Is Celery Really a Nutritionally-Void Food?

Celery gets a bad rap - for a lot of bad reasons. Maybe you've read that celery is a "negative calorie" food - as in you burn more calories chewing a stalk of celery than you actually get from the celery itself. Another constant comment, "oh celery...that's a waste: just water and nothing else good for you." So what's the deal - and how does celery really stack up from a nutrition standpoint?

First of all - celery is a very low calorie food. One medium eight-inch stalk has only 6 calories. Put another way, if you were to cut up and eat one cup of chopped celery, you'd get about 16 calories. That 16 calories might not sound like much - and it's not - but for almost no caloric intake, you get 1.6 grams of dietary fiber. Not bad considering you'd have to eat 1.5 cups of romaine lettuce, 2 cups of raw spinach or 2 cups of chopped iceberg to get the same amount of fiber.

Some other benefits of celery:
  • High water content helps with hydration
  • Naturally low in salt
  • Good source of vitamins A & C
  • Cholesterol and fat free
  • Low calorie means you can munch freely
The Fruits & Veggies More Matters campaign offers ten ways to enjoy celery, including:
  • Stir-fry celery
  • Top salads with celery
  • Add to salsa, soups or coleslaw
Celery is available year-round. Try using celery as a base for low-fat chicken salad or tuna salad instead of bread.
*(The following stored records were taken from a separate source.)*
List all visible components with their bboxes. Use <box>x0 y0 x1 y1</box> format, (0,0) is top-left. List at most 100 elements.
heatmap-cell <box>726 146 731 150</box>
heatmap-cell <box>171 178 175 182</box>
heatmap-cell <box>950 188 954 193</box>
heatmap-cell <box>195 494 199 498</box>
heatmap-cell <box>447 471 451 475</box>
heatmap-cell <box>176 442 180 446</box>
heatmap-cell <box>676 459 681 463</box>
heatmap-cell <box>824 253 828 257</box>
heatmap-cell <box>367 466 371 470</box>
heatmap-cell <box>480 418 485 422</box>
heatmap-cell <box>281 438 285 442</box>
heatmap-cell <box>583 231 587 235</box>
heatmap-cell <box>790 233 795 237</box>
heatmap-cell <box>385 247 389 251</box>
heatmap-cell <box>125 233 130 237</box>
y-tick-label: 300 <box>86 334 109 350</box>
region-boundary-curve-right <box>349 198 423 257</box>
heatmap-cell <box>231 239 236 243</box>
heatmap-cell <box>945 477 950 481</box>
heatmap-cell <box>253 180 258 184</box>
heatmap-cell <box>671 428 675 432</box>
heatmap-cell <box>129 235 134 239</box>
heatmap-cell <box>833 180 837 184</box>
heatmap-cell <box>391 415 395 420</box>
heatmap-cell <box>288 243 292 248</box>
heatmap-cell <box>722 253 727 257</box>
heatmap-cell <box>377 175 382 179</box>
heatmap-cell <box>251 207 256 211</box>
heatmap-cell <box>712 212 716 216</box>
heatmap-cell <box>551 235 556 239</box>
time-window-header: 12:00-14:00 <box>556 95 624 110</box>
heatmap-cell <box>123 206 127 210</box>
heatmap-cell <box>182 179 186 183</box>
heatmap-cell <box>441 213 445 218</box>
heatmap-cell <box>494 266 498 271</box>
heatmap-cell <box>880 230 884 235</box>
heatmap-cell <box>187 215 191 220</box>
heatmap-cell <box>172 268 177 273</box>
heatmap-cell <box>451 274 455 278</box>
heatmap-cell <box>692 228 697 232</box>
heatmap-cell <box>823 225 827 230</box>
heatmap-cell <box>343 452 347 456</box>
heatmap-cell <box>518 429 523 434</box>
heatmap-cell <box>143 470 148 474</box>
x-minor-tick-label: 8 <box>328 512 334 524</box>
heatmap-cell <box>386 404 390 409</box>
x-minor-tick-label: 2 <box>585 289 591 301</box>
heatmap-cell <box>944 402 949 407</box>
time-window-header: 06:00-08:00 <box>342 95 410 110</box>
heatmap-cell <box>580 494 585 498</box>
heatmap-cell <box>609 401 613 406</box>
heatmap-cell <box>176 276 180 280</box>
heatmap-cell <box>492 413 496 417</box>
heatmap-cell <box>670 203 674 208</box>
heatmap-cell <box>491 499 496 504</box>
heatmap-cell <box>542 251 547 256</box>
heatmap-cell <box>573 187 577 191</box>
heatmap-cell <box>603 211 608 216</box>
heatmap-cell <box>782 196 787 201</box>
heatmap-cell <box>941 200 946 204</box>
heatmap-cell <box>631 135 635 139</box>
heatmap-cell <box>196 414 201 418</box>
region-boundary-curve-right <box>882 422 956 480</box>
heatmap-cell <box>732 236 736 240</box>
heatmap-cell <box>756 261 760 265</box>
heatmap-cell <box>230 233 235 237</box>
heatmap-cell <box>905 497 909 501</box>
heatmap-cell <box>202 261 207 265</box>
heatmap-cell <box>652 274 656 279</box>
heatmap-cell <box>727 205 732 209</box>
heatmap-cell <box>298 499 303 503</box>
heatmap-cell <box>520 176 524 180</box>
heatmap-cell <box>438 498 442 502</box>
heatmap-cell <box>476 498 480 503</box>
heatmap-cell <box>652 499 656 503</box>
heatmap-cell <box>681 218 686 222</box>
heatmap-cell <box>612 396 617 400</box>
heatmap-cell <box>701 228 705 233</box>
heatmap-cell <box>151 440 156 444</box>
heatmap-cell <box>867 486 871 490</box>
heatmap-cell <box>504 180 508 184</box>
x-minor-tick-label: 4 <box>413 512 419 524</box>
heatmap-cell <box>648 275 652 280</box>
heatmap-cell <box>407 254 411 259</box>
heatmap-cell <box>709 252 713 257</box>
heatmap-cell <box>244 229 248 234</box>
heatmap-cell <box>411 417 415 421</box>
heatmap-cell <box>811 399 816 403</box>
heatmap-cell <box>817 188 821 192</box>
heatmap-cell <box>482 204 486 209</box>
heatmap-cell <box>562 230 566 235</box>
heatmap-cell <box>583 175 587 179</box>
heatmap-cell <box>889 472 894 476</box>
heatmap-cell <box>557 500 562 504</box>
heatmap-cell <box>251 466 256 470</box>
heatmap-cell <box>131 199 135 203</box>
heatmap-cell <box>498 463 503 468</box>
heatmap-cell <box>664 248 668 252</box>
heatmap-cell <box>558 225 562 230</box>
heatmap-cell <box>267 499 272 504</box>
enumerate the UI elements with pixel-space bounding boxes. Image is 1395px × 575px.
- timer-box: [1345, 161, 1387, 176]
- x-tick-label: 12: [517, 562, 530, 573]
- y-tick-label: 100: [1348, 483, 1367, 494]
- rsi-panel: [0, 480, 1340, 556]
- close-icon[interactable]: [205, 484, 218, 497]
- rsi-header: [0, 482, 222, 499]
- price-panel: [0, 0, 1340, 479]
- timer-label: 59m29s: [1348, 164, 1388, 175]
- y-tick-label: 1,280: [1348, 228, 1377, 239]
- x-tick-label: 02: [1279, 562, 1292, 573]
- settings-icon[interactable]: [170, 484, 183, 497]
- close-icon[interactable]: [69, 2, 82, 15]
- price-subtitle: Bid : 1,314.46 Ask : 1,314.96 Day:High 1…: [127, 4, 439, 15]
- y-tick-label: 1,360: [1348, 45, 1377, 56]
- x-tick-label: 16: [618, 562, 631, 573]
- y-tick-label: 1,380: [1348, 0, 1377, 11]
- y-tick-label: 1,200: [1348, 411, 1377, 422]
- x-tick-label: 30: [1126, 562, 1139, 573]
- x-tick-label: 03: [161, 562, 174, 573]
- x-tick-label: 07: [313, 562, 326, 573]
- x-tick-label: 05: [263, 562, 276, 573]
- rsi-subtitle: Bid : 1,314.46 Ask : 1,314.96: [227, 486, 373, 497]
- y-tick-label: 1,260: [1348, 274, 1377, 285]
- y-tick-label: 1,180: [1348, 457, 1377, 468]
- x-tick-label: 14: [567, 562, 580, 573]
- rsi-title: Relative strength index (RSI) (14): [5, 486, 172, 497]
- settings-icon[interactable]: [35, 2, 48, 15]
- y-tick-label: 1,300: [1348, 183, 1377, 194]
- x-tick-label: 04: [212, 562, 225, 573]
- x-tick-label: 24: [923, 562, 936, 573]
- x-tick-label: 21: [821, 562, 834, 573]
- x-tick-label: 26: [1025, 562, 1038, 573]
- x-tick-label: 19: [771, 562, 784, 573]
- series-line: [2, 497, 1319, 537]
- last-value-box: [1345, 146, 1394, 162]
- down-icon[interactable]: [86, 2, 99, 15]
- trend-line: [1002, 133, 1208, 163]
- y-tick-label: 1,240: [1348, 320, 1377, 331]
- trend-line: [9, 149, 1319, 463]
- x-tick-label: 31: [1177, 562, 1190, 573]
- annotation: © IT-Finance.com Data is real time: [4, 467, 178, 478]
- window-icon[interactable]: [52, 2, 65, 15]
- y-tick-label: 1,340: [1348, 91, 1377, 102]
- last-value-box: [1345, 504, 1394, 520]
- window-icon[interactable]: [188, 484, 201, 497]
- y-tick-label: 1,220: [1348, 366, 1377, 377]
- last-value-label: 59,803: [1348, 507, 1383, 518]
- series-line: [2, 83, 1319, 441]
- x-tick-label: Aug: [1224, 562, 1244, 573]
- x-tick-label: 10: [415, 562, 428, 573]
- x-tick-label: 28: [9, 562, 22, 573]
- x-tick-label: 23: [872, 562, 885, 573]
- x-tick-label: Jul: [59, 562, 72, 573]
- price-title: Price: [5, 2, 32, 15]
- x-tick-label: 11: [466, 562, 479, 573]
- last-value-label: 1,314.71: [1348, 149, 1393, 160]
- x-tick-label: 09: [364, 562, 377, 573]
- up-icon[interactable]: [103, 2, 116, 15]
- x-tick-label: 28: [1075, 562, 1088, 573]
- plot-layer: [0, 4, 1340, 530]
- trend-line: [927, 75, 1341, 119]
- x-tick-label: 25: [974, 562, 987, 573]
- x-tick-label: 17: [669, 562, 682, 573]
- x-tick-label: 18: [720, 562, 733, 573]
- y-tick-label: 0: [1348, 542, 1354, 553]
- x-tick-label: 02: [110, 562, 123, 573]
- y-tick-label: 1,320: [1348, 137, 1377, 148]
If you're looking to lose weight, celery is a great, low-calorie snack (provided you don't load it up with peanut butter!) Eating two cups of chopped celery gives you more than 10% of your daily recommended intake for fiber - not bad considering you get that for less than 2% of your daily caloric budget (based on an 1,800 calorie per day meal plan for weight loss).